どこまで続く土地神話

平均25%の上昇。財務省が土地評価額を公表。
注目は、経済特区、都市鉄道沿線、チョンブリー県

10月末、タイ財務省は、不動産取引や諸税の算定基準となる2016〜19年の土地評価額を発表した(同評価額は4年に一度公表される)。それによると、タイ全土の地価は、前回発表に比べて平均25%上昇。バンコク都内は、同15・78%上がった。特に、BTSやMRTといった都市鉄道の路線エリアでは、同75%と大幅な上昇を見せた。

バンコクで最も高値となったのは、お馴染みのシーロムエリアで1タランワー(1タランワー=4m²)あたり100万バーツ。平均値では、BTSラチャダムリ駅とシーロム駅周辺が、同82万バーツと最も高かった。
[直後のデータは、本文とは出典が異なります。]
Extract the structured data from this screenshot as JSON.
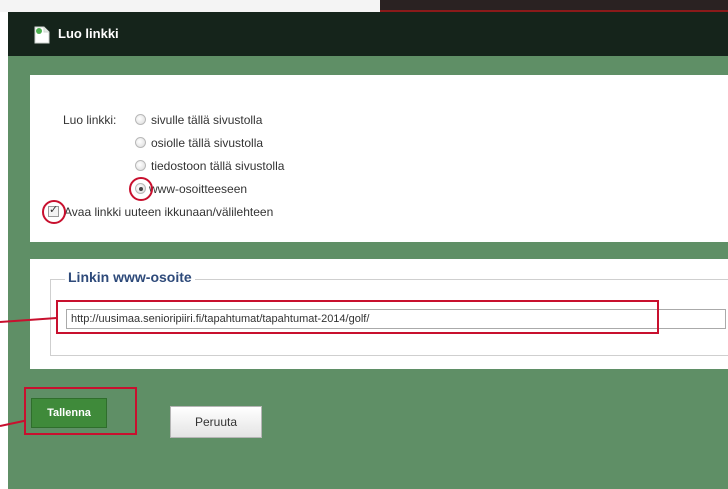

一方、バンコク以外で最も評価額が上昇した地域は、タイ北部ナーン県で、同111%、1タランワーあたり平均8万5000バーツ。ほかにも、東北部コンケーン県で同28・53%、同19万バーツ、中部ナコーンサワン県で同21%、同10万5000バーツなど、全国各地で軒並み評価額は上がった。
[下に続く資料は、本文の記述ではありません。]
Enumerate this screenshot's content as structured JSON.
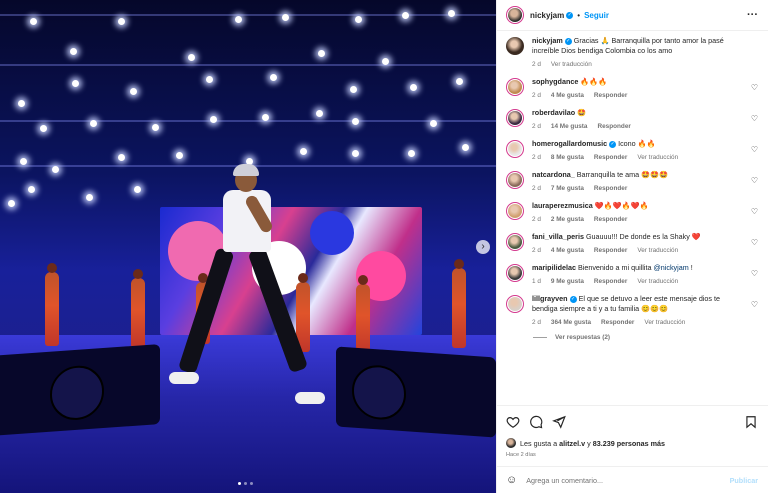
{
  "post": {
    "author": "nickyjam",
    "follow_label": "Seguir",
    "more_icon": "more-horizontal-icon",
    "next_icon": "chevron-right-icon",
    "carousel_pages": 3,
    "carousel_active": 1
  },
  "comments": [
    {
      "user": "nickyjam",
      "verified": true,
      "text": "Gracias 🙏 Barranquilla por tanto amor la pasé increíble Dios bendiga Colombia co los amo",
      "time": "2 d",
      "likes": "",
      "reply": "",
      "translate": "Ver traducción",
      "has_heart": false,
      "avatar_color": "#3a2a20"
    },
    {
      "user": "sophygdance",
      "verified": false,
      "text": "🔥🔥🔥",
      "time": "2 d",
      "likes": "4 Me gusta",
      "reply": "Responder",
      "translate": "",
      "has_heart": true,
      "avatar_color": "#c08a50"
    },
    {
      "user": "roberdavilao",
      "verified": false,
      "text": "🤩",
      "time": "2 d",
      "likes": "14 Me gusta",
      "reply": "Responder",
      "translate": "",
      "has_heart": true,
      "avatar_color": "#3a2a40"
    },
    {
      "user": "homerogallardomusic",
      "verified": true,
      "text": "Icono 🔥🔥",
      "time": "2 d",
      "likes": "8 Me gusta",
      "reply": "Responder",
      "translate": "Ver traducción",
      "has_heart": true,
      "avatar_color": "#e8e8e8"
    },
    {
      "user": "natcardona_",
      "verified": false,
      "text": "Barranquilla te ama 🤩🤩🤩",
      "time": "2 d",
      "likes": "7 Me gusta",
      "reply": "Responder",
      "translate": "",
      "has_heart": true,
      "avatar_color": "#8a6a5a"
    },
    {
      "user": "lauraperezmusica",
      "verified": false,
      "text": "❤️🔥❤️🔥❤️🔥",
      "time": "2 d",
      "likes": "2 Me gusta",
      "reply": "Responder",
      "translate": "",
      "has_heart": true,
      "avatar_color": "#d0a070"
    },
    {
      "user": "fani_villa_peris",
      "verified": false,
      "text": "Guauuu!!! De donde es la Shaky ❤️",
      "time": "2 d",
      "likes": "4 Me gusta",
      "reply": "Responder",
      "translate": "Ver traducción",
      "has_heart": true,
      "avatar_color": "#4a5a40"
    },
    {
      "user": "maripilidelac",
      "verified": false,
      "text": "Bienvenido a mi quillita",
      "mention": "@nickyjam",
      "mention_suffix": " !",
      "time": "1 d",
      "likes": "9 Me gusta",
      "reply": "Responder",
      "translate": "Ver traducción",
      "has_heart": true,
      "avatar_color": "#3a3a3a"
    },
    {
      "user": "lillgrayven",
      "verified": true,
      "text": "El que se detuvo a leer este mensaje dios te bendiga siempre a ti y a tu familia 😊😊😊",
      "time": "2 d",
      "likes": "364 Me gusta",
      "reply": "Responder",
      "translate": "Ver traducción",
      "has_heart": true,
      "avatar_color": "#d8d0c8"
    }
  ],
  "replies_label": "Ver respuestas (2)",
  "actions": {
    "like_icon": "heart-icon",
    "comment_icon": "comment-icon",
    "share_icon": "share-icon",
    "save_icon": "bookmark-icon"
  },
  "likes": {
    "prefix": "Les gusta a ",
    "user": "alitzel.v",
    "connector": " y ",
    "count": "83.239 personas más"
  },
  "date": "Hace 2 días",
  "add_comment": {
    "emoji_icon": "smiley-icon",
    "placeholder": "Agrega un comentario...",
    "publish_label": "Publicar"
  }
}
注目すべきは、経済特区、都市鉄道の新線周辺、チョンブリー県。

先ず、タイ政府が進める国境周辺の経済特区は、全体で約40〜50%上昇。今後も開発が進むにつれ、神話は続くとみられている。また、続々と整備が進むカラーを路線名とする都市鉄道。なかでも、BTSやMRTの延伸整備が進むBTSモーチット駅(MRTチャトチャック駅)周辺の評価額は、1タランワー50〜60万バーツだが、将来的には同100万バーツまで上昇すると予想され、すでに大手デベロッパーを中心に、コンドミニアムの建設ラッシュが続く。最後に、チョンブリー県は、言わずもがな周辺に工業団地が立ち並び、パタヤ、シラチャといった日本人を含めた外国人が多く住む地域。シラチャ市のターニー市長は、評価額の発表 を受けて「シラチャ市の1タランワー当たりの土地評価額は、18〜22万バーツとされたが、投機されると同30万バーツには上がるだろう」と さらなる地価高騰を示唆。

不動産の価格は必ず値上がりする。これが土地神話。だが、日本も中国もバブルは崩壊した。需要があれば、価格は上がり、逆になくなれば下がるのが、経済学の基本的な考え。いつまで続くかはわからないが、現状、神話が続いていることだけは確かだ。